10.9.13

arkadaşını getir manitanı götür

kütüphanede, mağazada, köşe başında karşılaşıp, tanışıp manita olma fikrini hep romantik bulmuşumdur. zordur bu, o filmlerin çekildiği ülkelerde hiç bulunmadım ama bu ülkede, anadolu'da içinde bulunduğumuz yüzyılda böyle şeylerin olmadığına eminim.

genç bir oğlan kütüphanede bir kitap ararken meğer genç bir kız da aynı kitabı aramaktadır. kız koridorun bir ucundan, oğlan diğer ucundan kitaba doğru gelir ve aynı anda elleri kitaba gider, nezaket manyağı bir muhabbet döner ayaküstü. kısaca hayat hikayeleri paylaşılır, telefon numaraları alınır görüşmek üzere ortam terk edilir.

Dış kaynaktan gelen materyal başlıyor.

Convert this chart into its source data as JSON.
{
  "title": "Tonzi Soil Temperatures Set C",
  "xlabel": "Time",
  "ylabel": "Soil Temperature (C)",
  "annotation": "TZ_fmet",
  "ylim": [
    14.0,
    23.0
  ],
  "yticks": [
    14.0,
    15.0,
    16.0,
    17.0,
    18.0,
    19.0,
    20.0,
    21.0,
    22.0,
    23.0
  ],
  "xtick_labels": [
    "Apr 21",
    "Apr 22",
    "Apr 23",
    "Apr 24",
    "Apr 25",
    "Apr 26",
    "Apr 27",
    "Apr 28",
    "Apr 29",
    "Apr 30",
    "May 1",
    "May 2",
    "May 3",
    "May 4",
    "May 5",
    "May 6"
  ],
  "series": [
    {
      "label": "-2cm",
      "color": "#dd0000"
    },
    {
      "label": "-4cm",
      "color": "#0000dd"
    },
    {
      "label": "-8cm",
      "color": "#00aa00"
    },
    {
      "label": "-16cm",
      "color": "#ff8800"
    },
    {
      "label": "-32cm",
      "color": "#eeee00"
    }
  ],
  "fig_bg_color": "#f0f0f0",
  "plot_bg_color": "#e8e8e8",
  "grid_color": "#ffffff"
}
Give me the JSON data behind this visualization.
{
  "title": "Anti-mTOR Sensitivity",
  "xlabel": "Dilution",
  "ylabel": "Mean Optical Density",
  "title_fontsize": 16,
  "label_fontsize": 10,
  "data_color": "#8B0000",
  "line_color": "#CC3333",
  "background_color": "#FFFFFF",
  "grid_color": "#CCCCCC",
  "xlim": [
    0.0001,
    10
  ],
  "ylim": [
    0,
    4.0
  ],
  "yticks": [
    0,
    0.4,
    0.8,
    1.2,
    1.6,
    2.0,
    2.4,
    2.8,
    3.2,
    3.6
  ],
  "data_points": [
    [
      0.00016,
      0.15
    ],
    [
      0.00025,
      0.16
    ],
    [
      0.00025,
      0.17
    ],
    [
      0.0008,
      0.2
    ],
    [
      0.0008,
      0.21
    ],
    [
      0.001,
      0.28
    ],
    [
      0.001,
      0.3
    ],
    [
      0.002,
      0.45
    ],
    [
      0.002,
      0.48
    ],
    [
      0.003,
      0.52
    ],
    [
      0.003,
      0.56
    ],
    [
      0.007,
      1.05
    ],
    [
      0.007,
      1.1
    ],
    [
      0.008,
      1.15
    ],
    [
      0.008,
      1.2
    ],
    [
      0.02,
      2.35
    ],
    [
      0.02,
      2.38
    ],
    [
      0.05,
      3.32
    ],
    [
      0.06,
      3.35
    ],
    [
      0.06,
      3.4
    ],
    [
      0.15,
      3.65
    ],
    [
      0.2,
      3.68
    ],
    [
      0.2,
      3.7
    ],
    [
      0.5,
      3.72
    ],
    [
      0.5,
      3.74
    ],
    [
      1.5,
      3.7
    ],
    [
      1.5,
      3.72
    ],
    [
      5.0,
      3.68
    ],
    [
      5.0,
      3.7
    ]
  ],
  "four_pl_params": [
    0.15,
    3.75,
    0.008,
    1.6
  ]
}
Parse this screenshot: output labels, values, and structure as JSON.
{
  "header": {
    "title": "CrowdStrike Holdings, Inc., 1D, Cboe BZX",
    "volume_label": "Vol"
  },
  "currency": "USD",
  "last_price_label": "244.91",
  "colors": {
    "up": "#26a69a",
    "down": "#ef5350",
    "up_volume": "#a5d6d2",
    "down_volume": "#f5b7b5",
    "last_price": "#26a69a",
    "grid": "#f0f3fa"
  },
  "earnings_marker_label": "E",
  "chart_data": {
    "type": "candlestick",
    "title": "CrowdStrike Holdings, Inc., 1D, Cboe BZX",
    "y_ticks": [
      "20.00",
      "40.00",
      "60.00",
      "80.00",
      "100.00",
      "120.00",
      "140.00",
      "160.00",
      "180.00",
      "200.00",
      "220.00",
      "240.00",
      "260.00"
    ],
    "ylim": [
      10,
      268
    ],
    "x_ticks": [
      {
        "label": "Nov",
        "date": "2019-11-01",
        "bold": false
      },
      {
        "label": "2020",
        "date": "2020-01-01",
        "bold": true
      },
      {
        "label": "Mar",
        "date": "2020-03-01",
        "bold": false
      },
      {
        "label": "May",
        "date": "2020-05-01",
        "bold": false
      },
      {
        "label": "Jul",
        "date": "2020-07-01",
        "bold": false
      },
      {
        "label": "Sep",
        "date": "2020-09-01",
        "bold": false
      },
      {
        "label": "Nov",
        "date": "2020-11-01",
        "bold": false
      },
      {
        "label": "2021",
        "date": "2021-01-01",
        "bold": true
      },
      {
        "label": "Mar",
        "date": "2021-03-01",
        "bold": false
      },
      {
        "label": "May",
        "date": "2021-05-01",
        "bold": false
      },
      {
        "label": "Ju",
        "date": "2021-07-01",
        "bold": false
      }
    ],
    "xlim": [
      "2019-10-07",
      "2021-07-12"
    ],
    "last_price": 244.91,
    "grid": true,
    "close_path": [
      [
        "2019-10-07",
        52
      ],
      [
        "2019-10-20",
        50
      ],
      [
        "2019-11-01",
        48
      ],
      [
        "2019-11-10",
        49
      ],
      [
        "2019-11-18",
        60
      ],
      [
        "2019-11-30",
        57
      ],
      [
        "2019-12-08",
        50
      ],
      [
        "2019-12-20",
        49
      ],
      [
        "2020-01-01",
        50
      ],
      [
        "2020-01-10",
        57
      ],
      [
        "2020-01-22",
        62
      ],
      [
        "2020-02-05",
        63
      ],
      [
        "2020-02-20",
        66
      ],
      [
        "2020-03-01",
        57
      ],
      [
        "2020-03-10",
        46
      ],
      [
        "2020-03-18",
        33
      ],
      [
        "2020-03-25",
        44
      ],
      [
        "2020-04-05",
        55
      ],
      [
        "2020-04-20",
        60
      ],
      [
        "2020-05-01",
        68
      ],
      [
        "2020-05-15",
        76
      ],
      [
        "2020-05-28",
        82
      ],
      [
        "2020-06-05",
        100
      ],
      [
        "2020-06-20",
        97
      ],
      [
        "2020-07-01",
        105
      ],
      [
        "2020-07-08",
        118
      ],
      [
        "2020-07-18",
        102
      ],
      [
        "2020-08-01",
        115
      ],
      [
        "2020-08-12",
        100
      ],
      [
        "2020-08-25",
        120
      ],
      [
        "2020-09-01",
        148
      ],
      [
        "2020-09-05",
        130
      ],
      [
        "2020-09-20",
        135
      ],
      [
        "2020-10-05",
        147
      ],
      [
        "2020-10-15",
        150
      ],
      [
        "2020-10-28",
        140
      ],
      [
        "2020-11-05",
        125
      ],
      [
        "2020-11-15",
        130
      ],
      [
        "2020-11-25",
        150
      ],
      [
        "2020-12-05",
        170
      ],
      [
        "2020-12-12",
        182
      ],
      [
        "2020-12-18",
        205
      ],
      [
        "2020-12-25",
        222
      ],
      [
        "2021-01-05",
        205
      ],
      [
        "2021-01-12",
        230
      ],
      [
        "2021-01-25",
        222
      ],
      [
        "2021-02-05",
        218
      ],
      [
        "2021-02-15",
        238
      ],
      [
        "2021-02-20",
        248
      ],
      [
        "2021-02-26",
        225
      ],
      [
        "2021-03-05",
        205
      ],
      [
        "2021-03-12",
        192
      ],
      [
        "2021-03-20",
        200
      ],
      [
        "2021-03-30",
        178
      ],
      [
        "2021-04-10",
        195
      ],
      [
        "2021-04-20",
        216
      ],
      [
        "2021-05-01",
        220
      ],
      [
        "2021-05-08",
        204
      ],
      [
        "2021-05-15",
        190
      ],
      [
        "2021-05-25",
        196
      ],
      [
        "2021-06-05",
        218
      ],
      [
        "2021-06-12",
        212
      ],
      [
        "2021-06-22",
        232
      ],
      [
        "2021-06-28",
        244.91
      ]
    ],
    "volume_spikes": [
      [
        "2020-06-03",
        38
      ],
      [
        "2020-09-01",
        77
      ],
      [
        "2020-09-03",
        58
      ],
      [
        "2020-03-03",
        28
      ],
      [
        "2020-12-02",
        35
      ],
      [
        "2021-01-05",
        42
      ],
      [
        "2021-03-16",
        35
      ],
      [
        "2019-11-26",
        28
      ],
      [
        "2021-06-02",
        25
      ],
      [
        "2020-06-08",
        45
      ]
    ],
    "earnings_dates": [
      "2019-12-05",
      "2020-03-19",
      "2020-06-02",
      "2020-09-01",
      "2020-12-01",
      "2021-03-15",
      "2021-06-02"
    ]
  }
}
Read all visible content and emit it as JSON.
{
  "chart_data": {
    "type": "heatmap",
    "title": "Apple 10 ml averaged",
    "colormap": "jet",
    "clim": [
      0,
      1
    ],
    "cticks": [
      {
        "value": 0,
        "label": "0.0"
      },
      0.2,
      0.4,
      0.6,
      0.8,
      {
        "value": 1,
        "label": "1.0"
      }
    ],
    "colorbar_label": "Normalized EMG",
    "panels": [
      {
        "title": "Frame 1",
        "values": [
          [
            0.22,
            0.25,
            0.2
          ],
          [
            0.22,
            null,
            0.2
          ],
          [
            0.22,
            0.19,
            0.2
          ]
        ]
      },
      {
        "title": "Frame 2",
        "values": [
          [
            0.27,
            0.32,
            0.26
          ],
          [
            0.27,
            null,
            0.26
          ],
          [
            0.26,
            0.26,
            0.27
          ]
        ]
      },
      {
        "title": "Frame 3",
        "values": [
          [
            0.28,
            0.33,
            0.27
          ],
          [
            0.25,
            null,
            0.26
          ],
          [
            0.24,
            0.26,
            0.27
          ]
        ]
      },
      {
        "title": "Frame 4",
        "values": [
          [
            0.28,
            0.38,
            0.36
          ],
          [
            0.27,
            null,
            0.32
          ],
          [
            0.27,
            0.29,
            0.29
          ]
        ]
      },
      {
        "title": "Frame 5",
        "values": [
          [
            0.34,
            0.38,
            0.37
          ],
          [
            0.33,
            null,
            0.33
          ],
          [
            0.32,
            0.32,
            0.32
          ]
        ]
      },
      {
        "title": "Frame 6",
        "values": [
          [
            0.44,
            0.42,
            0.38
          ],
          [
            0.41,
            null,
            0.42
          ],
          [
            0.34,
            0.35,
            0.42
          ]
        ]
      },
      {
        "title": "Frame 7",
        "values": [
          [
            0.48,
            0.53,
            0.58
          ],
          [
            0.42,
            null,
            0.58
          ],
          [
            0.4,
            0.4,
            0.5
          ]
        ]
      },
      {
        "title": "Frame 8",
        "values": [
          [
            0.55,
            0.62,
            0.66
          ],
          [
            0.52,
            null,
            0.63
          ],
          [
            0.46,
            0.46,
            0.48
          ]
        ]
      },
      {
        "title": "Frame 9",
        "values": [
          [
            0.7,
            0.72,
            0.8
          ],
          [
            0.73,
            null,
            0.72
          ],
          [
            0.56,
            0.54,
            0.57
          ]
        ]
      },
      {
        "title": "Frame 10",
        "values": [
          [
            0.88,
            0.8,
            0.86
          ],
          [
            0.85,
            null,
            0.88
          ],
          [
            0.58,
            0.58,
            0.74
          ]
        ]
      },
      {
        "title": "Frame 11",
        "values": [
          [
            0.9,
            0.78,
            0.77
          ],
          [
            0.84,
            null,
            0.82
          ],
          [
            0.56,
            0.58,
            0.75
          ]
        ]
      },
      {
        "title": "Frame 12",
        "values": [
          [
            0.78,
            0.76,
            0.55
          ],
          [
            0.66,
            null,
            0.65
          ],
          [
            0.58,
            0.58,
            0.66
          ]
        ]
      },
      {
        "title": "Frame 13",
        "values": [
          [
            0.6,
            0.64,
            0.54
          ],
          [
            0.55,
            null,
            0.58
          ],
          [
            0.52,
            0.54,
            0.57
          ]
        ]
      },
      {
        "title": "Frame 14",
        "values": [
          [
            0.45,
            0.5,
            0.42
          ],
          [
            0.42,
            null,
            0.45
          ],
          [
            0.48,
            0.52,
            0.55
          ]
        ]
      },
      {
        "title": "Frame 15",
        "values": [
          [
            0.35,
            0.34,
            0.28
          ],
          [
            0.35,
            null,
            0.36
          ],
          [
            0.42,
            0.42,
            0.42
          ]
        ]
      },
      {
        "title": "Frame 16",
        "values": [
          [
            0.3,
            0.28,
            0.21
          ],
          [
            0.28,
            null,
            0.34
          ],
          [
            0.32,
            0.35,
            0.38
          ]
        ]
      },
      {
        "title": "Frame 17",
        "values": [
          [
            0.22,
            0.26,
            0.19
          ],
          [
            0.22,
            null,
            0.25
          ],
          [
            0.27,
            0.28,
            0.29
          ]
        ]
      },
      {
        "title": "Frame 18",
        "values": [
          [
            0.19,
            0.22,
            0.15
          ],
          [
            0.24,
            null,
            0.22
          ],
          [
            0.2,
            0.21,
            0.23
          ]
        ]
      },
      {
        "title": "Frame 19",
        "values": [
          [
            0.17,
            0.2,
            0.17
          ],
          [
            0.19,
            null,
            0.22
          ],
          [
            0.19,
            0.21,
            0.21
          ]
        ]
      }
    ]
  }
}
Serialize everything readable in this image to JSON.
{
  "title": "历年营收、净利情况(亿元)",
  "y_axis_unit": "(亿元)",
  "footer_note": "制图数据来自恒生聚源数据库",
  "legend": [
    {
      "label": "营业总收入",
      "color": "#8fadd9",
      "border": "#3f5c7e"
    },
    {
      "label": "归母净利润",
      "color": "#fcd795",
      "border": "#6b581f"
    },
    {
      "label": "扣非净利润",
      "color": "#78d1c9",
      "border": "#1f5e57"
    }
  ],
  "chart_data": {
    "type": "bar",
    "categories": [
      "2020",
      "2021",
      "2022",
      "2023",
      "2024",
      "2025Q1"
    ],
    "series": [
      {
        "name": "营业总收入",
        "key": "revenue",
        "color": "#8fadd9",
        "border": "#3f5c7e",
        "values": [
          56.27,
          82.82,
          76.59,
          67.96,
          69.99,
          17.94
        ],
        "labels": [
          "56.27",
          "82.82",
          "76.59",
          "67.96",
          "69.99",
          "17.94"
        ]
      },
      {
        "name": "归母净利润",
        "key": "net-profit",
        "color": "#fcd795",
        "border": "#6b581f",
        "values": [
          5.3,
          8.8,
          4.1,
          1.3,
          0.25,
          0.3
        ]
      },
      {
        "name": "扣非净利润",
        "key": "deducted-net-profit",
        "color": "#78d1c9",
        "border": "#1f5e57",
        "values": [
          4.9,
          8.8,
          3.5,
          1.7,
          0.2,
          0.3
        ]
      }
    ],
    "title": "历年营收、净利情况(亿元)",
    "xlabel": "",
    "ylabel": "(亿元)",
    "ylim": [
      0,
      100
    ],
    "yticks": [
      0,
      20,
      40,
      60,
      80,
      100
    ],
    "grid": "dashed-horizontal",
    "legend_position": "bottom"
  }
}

yok bu olmaz abi, yani kahramanmaraş'ın göbeğinden bildiriyorum sayın ercan abi, olmaz öyle şeyler burda. olamaz. kız kütüphaneye tek başına gidecek ve kitap arayacak?????? en az yanında iki arkadaşıyla gider kütüphaneye. ve yukarda bahsettiğim romantizmin başlarını yaşadıklarını varsayalım, aynı kitapta elleri birleştiğinde, -iyi senaryo- kibarca af edersinli cümleler kurup herkes kendi yoluna gider. -kötü senaryo- başrol kız veya yandaşları çirkinleşir, çemkirir falan.

peki böyle bir düzende bu kadar manita nasıl tanışıyor? filmlerdeki gibi değilse?

şimdi bir ortamda üç arkadaş muhabbet ediyoruz, içimizden biririnin manitası var, bizlere diyor ki "oğlum kız arkadaşımın (hiçbiri bu kadar kibar değil bu arada, ben yumuşatarak yazdım niyeyse) bir arkadaşı var gizem, off varya tam bir afet! ayarlayayım birinize?" ikimizden biri atlıyor hemen teklife ve ilk fırsatta manitalı arkadaş sevgilisine durumu açıyor, kız da gizem'le konuşuyor ve gizem'den onay gelirse bunlar da yeni manita oluyor. yani o filmlerdeki gibi hiçbir duygusal etkileşim olmadan günlerce takılıp daha sonra "elektrik alıp" birbirlerine bunu itiraf etmiyorlar. elektrik aldılarsa arkadaşın "yapayım aranızı?" teklifini bekliyorlar. hikayenin başındaki arkadaşa manitasını kim ayarladı? o da bir başka arkadaşının "kıyağı"

sonra bu olaylar zincirini görücü usulünden farklı bir şeymiş gibi tanımlıyorlar. hayır görücü usulü fanatiği falan değilim ama şu an anadolu'daki "manitalaşma" yöntemi görücü usulünden pek de farklı değil. tek fark ana babanın yaptıklarını "arkadaş" yapıyor. arkadaşın fazla hayat tecrübesi olmadığından mıdır nedir, ana babanın yaptığına kıyasla daha laubali gelişiyor olaylar. e haliyle.

sonuç olarak, arkadaş arkadaşın pezevengidir.